Creating a new statutory procedure does not eliminate any First Amendment issues or eliminate the cost of litigating them if someone doesn’t want to turn over the information. So why create a new and separate procedure just for online content? Why name a blogger as a defendant in a defamation lawsuit — a matter of public record — when a method already exists to do what HB 1277 claims to accomplish? Let’s go back to the adage heard over and over and over and over in the halls of the state Capitol during session — “if it ain’t broke, don’t fix it.” Unless and until someone can show John Doe lawsuits won’t work in this context, there is no reason for HB 1277.

From one standpoint, HB 1278 could be more beneficial to bloggers than the “John Doe” provisions — but it goes beyond impractical to the impossible. As introduced, the bill says: “Any person who allows internet posts shall keep a record of the internet-protocol logs adequate to provide identification and location of otherwise unknown, anonymous, or pseudonymous persons who leave or upload content.” (Emphasis added.) Notably, that information is to be provided only upon a court order meeting specified standards. Bloggers should find solace in the bill to the extent it elevates what someone who seeks the information must show. But it is virtually impossible for bloggers to comply.

To begin with, as far as I know certain blogging platforms, such as Blogger, don’t provide IP logs for the blogger. Bloggers can get IP address information from services like Sitemeter but that will simply tell you to which internet service provider the IP address is allocated, whether Midco in Sioux Falls, SBC Internet Services in Los Angeles or or StarHub Cable Vision in Singapore. Only the ISP knows who had that IP address at any particular time. The same is true of comment features on blogs. Many, if not all, allow the blog owner to see a commenter’s IP address. Again, though, the most you can tell is what ISP was being used, not who was using it.

Thus, the bill asks the impossible. To the best of my knowledge, no blog will have IP information that will identify a specific individual or even street address. Despite that, HB 1278 says a blogger (and others) “shall” keep IP logs adequate to identify a commenter. Where should a blogger buy the nonexistent software or services to comply with the law? Even if such software existed, would bloggers then be required to neutralize anonymizer products and services? If no bloggers can avoid violating the law, then the fear that the law will mean shutting down commenting all together isn’t an imaginary one?

Courts avoid constitutional issues unless necessary to decide a case.
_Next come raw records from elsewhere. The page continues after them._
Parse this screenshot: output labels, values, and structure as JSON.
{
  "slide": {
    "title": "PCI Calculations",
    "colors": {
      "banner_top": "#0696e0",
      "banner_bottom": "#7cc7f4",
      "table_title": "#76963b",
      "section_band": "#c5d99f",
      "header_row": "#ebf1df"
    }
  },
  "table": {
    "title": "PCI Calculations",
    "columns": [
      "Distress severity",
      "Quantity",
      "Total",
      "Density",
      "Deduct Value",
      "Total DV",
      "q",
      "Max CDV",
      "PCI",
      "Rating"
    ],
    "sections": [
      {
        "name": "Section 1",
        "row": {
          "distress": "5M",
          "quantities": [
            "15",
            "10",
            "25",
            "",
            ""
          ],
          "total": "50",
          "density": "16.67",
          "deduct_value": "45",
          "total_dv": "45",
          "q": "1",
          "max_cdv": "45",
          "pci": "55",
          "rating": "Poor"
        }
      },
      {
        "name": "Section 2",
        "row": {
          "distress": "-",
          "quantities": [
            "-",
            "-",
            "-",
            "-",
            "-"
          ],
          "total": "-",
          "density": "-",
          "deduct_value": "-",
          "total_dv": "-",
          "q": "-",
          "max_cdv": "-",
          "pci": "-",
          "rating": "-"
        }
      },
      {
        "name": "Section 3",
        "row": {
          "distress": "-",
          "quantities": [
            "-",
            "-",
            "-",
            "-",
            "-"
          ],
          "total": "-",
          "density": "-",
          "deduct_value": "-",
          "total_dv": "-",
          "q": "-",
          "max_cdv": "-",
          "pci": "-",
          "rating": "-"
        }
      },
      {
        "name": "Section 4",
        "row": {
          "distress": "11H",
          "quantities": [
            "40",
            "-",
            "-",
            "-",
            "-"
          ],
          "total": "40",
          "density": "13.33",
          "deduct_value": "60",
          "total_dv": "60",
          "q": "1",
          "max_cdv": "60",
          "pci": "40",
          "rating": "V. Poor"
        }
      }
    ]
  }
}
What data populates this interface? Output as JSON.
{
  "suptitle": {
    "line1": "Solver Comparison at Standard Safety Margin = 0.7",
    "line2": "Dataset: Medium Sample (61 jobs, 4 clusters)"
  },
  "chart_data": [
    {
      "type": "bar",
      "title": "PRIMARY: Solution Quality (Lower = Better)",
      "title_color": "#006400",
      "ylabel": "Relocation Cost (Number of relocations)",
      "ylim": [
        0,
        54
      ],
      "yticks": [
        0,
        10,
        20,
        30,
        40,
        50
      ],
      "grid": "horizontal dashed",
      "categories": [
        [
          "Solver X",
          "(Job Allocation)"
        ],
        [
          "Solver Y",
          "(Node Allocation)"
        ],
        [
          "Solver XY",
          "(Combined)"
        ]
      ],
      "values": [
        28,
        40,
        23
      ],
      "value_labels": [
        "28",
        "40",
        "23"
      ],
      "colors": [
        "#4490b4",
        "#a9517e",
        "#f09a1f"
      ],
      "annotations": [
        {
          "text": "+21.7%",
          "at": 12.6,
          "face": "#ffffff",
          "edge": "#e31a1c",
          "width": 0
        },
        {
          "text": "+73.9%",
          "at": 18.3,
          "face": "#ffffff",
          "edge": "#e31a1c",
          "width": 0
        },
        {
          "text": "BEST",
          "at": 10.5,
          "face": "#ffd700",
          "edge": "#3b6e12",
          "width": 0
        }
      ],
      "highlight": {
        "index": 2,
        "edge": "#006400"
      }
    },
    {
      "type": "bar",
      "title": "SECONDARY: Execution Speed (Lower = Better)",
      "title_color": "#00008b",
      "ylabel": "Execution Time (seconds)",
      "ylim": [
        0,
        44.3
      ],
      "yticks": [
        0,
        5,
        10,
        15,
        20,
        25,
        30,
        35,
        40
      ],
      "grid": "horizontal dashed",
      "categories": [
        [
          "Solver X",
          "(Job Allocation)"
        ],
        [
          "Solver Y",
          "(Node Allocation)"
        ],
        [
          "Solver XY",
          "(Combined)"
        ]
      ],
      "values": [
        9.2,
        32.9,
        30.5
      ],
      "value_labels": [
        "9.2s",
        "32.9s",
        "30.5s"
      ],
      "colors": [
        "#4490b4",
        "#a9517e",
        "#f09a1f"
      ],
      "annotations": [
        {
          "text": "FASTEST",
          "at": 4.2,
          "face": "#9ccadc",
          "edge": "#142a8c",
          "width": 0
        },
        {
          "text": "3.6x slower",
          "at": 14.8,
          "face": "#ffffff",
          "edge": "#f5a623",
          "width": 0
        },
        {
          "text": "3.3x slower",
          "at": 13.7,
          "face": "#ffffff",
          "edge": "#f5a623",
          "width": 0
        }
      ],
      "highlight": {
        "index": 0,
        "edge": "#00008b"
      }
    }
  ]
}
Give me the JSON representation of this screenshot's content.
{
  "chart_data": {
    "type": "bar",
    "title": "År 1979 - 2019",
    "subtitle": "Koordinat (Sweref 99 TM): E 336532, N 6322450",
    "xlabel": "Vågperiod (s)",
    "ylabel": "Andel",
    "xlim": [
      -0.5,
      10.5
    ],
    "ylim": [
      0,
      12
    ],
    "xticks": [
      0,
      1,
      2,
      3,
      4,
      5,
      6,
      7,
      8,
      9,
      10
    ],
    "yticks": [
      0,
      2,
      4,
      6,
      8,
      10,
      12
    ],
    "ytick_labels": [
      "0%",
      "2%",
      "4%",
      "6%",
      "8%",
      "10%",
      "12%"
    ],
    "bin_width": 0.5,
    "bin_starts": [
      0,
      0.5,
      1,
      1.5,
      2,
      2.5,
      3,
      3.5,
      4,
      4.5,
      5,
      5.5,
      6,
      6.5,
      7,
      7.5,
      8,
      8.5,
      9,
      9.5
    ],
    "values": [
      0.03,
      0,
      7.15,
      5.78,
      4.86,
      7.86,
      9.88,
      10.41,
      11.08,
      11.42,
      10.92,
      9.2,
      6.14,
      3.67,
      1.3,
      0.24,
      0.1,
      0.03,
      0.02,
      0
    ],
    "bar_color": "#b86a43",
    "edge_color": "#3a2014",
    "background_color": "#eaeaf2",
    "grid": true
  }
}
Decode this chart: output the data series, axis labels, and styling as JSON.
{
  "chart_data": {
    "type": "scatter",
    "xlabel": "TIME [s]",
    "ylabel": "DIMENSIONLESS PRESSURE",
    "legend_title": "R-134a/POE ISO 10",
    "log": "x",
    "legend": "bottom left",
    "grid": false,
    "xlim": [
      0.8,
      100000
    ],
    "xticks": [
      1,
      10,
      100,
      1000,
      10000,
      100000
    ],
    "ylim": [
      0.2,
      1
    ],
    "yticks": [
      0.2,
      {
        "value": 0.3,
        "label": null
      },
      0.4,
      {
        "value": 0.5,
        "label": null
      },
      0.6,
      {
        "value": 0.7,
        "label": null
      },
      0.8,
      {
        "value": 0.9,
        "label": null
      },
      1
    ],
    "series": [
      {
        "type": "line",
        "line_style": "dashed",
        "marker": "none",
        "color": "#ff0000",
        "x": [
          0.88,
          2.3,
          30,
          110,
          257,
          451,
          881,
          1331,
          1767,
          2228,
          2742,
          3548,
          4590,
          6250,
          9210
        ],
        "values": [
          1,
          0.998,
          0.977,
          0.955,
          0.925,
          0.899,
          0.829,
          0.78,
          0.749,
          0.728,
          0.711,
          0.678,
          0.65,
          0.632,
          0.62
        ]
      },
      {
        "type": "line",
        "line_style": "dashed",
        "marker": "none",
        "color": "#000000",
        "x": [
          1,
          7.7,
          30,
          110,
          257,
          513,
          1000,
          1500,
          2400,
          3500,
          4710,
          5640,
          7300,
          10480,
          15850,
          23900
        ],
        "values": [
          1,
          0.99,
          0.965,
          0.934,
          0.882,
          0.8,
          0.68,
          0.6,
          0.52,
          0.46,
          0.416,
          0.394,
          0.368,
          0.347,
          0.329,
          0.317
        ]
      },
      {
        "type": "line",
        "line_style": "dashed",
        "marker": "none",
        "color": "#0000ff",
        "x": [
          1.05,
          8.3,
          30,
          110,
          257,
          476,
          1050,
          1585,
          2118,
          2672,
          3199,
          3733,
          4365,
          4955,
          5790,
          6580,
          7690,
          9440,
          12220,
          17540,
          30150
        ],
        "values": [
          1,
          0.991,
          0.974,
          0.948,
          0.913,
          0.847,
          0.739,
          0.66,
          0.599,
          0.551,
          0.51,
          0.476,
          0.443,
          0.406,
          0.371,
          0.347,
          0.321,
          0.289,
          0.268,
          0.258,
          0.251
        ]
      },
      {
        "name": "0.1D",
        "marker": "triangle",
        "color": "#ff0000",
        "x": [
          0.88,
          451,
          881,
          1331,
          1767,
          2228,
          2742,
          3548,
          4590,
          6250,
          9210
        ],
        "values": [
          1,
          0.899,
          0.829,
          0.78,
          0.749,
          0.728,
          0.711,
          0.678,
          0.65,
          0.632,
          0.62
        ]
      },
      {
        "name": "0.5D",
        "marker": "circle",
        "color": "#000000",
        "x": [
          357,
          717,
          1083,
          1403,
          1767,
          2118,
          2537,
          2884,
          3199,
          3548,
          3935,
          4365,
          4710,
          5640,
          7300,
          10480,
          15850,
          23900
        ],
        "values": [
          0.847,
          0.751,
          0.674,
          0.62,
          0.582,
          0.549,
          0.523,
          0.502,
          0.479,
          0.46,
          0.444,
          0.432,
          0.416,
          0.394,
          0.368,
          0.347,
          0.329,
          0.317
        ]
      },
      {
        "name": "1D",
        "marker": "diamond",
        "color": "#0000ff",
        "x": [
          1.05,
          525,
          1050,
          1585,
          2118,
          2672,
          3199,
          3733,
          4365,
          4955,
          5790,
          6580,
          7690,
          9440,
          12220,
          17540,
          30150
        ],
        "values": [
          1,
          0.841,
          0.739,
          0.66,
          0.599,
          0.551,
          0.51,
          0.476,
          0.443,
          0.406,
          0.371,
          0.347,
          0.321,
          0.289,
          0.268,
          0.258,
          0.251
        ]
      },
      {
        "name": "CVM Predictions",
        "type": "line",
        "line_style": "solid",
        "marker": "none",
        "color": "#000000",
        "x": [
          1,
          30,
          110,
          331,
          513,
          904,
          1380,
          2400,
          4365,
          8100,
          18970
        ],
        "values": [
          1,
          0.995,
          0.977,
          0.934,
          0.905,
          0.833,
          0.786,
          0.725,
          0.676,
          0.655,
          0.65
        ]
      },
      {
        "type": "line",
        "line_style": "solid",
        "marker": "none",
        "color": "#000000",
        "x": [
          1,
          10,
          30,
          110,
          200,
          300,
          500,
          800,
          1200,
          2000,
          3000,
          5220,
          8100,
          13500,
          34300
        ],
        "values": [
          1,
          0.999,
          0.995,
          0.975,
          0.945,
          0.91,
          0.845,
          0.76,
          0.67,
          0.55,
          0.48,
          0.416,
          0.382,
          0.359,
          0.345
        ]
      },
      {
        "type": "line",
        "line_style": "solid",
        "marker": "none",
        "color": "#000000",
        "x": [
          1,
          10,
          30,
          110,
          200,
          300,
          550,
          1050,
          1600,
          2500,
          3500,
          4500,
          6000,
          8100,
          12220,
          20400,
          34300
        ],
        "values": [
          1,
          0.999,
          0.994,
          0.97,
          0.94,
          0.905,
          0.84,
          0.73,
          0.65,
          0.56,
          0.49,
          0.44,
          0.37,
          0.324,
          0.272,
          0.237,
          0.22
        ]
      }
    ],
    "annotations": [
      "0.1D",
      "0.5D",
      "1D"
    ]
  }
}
The same concept should be used here. There’s no sense in fighting these bills, at least in their present form, on First Amendment grounds because their true fatal flaws are in creating new procedures or standards that are unnecessary or impossible.

We live in a stage of politics, where legislators seem to regard the passage of laws as much more important than the results of their enforcement.

William Howard Taft, Our Chief Magistrate and His Powers

2 comments to The problem with the “blogger bills”

  • Well explained, Tim! These bills lack the language necessary to effect the practical outcomes they seek.

  • The best weapon against anonymous fallacious comments is criticism of those anonymous posts and providing truth as an antidote also a healthy skepticism with regard to the validity of information in posts by those unwilling to include their actual names.

    The most “dangerous” comments at my blog have come from people willing to put their names on the information, but not willing to have those names published on the blog. I had no way to confirm the information and much as I thought it was probably true and something warranting exposure, I did not think I could safely publish it nor would it be fair to those named if they were unable to respond and the charges were actually fiction.